When this burning flesh
Burns down in Time's slow fire to a glowing ash;
When these lips have uttered
The last word, and the ears' last echoes fluttered;
And crumbled these firm bones
As in the chemic air soft blackened stones;
When all that was mortal made
Owns its mortality, proud yet afraid;

Then when I stumble in
The broad light, from this twilight weak and thin,
What of me will change,
What of that brightness will be new and strange?
Shall I indeed endure
New solitude in that high air and pure,
Aching for these fingers
On which my assurèd hand now shuts and lingers?

Now when I look back
On manhood's and on childhood's far-stretched track,
I see but a little child
In a green sunny world-home; there enisled
By another, cloudy world
Of unsailed waters all around him curled,
And he at home content
With the small sky of wonders over him bent:—

Lonely, yet not alone
Since all was friendly being all unknown;
To-day yesterday forgetting,
And never with to-morrow's sorrow fretting;
Not seeing good from ill
Since but to breathe and run and sleep was well;
Asking nor fearing nought
Since the body's nerves and veins held all his thought....

Such a child again shall I
Stray in some valley of infinity,
Where infinite finite seems
And nothing more immortal than my dreams?
Where earthly seasons play
Still with their snows and blossoms and night and day,
And no unsetting sun
Brightens the white cloud and awakes the moon?

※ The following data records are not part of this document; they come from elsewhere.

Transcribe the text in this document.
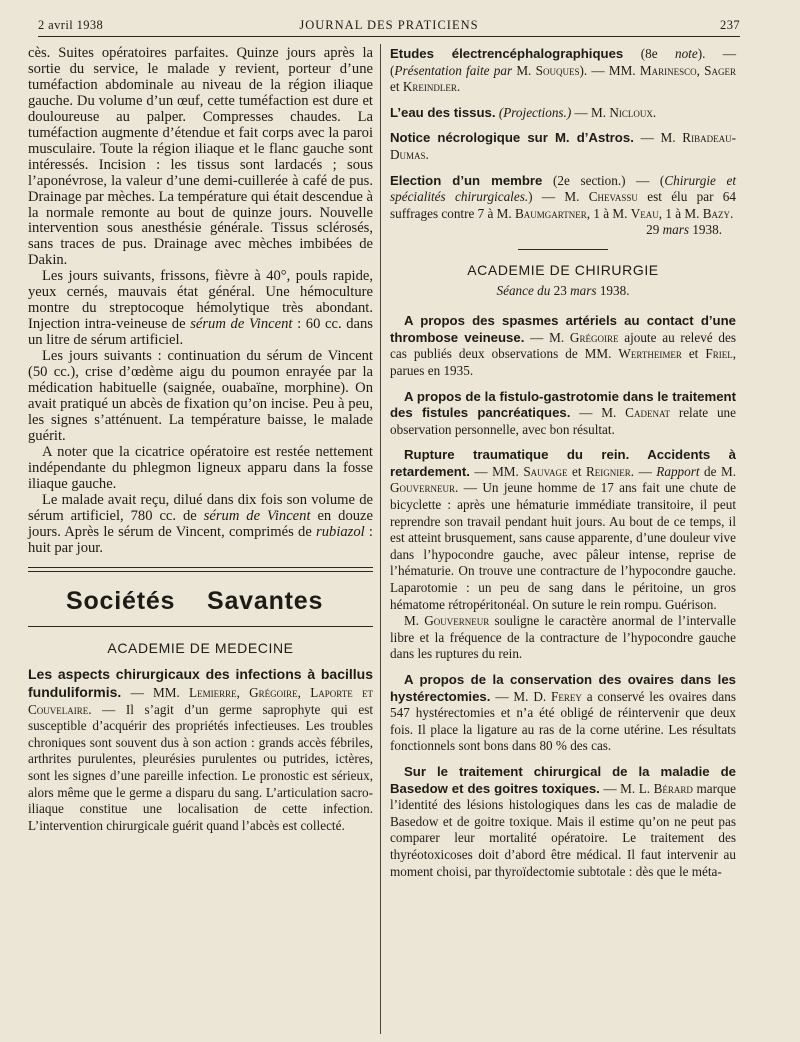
2 avril 1938	JOURNAL DES PRATICIENS	237

cès. Suites opératoires parfaites. Quinze jours après la sortie du service, le malade y revient, porteur d’une tuméfaction abdominale au niveau de la région iliaque gauche. Du volume d’un œuf, cette tuméfaction est dure et douloureuse au palper. Compresses chaudes. La tuméfaction augmente d’étendue et fait corps avec la paroi musculaire. Toute la région iliaque et le flanc gauche sont intéressés. Incision : les tissus sont lardacés ; sous l’aponévrose, la valeur d’une demi-cuillerée à café de pus. Drainage par mèches. La température qui était descendue à la normale remonte au bout de quinze jours. Nouvelle intervention sous anesthésie générale. Tissus sclérosés, sans traces de pus. Drainage avec mèches imbibées de Dakin.

Les jours suivants, frissons, fièvre à 40°, pouls rapide, yeux cernés, mauvais état général. Une hémoculture montre du streptocoque hémolytique très abondant. Injection intra-veineuse de sérum de Vincent : 60 cc. dans un litre de sérum artificiel.

Les jours suivants : continuation du sérum de Vincent (50 cc.), crise d’œdème aigu du poumon enrayée par la médication habituelle (saignée, ouabaïne, morphine). On avait pratiqué un abcès de fixation qu’on incise. Peu à peu, les signes s’atténuent. La température baisse, le malade guérit.

A noter que la cicatrice opératoire est restée nettement indépendante du phlegmon ligneux apparu dans la fosse iliaque gauche.

Le malade avait reçu, dilué dans dix fois son volume de sérum artificiel, 780 cc. de sérum de Vincent en douze jours. Après le sérum de Vincent, comprimés de rubiazol : huit par jour.

Sociétés Savantes

ACADEMIE DE MEDECINE

Les aspects chirurgicaux des infections à bacillus funduliformis. — MM. Lemierre, Grégoire, Laporte et Couvelaire. — Il s’agit d’un germe saprophyte qui est susceptible d’acquérir des propriétés infectieuses. Les troubles chroniques sont souvent dus à son action : grands accès fébriles, arthrites purulentes, pleurésies purulentes ou putrides, ictères, sont les signes d’une pareille infection. Le pronostic est sérieux, alors même que le germe a disparu du sang. L’articulation sacro-iliaque constitue une localisation de cette infection. L’intervention chirurgicale guérit quand l’abcès est collecté.

Etudes électrencéphalographiques (8e note). — (Présentation faite par M. Souques). — MM. Marinesco, Sager et Kreindler.

L’eau des tissus. (Projections.) — M. Nicloux.

Notice nécrologique sur M. d’Astros. — M. Ribadeau-Dumas.

Election d’un membre (2e section.) — (Chirurgie et spécialités chirurgicales.) — M. Chevassu est élu par 64 suffrages contre 7 à M. Baumgartner, 1 à M. Veau, 1 à M. Bazy.

29 mars 1938.

ACADEMIE DE CHIRURGIE

Séance du 23 mars 1938.

A propos des spasmes artériels au contact d’une thrombose veineuse. — M. Grégoire ajoute au relevé des cas publiés deux observations de MM. Wertheimer et Friel, parues en 1935.

A propos de la fistulo-gastrotomie dans le traitement des fistules pancréatiques. — M. Cadenat relate une observation personnelle, avec bon résultat.

Rupture traumatique du rein. Accidents à retardement. — MM. Sauvage et Reignier. — Rapport de M. Gouverneur. — Un jeune homme de 17 ans fait une chute de bicyclette : après une hématurie immédiate transitoire, il peut reprendre son travail pendant huit jours. Au bout de ce temps, il est atteint brusquement, sans cause apparente, d’une douleur vive dans l’hypocondre gauche, avec pâleur intense, reprise de l’hématurie. On trouve une contracture de l’hypocondre gauche. Laparotomie : un peu de sang dans le péritoine, un gros hématome rétropéritonéal. On suture le rein rompu. Guérison.

M. Gouverneur souligne le caractère anormal de l’intervalle libre et la fréquence de la contracture de l’hypocondre gauche dans les ruptures du rein.

A propos de la conservation des ovaires dans les hystérectomies. — M. D. Ferey a conservé les ovaires dans 547 hystérectomies et n’a été obligé de réintervenir que deux fois. Il place la ligature au ras de la corne utérine. Les résultats fonctionnels sont bons dans 80 % des cas.

Sur le traitement chirurgical de la maladie de Basedow et des goitres toxiques. — M. L. Bérard marque l’identité des lésions histologiques dans les cas de maladie de Basedow et de goitre toxique. Mais il estime qu’on ne peut pas comparer leur mortalité opératoire. Le traitement des thyréotoxicoses doit d’abord être médical. Il faut intervenir au moment choisi, par thyroïdectomie subtotale : dès que le méta-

In such half-life's half-light
To cloak with mortal an immortal sight?
With uninformed desire,
Shorn passion, gentle mind, contented fire,
Ignorant love; to run
But with the little journeys of the sun,
And at evening sleep
With birds and beasts, and stars rocked in the deep?

But maybe this man's mind
Will leave not its maturity behind,
And nothing will forget
Of all that teased or eased it here, while yet
A mortal dress it wore;
And these quick-darting thoughts and probings sore
More sharply then will turn;
And lonelier and yet hungrier the heart burn.

O, I would not forget
Earth is too rich, too dark, too sour, too sweet:—
Nor be divorcèd quite
From the late tingling of the nerves' delight.
Less I would never be
Than the deep-graving years have made of me—
A memory, pulse, mind,
Seed and harvest, a reaper and sower blind.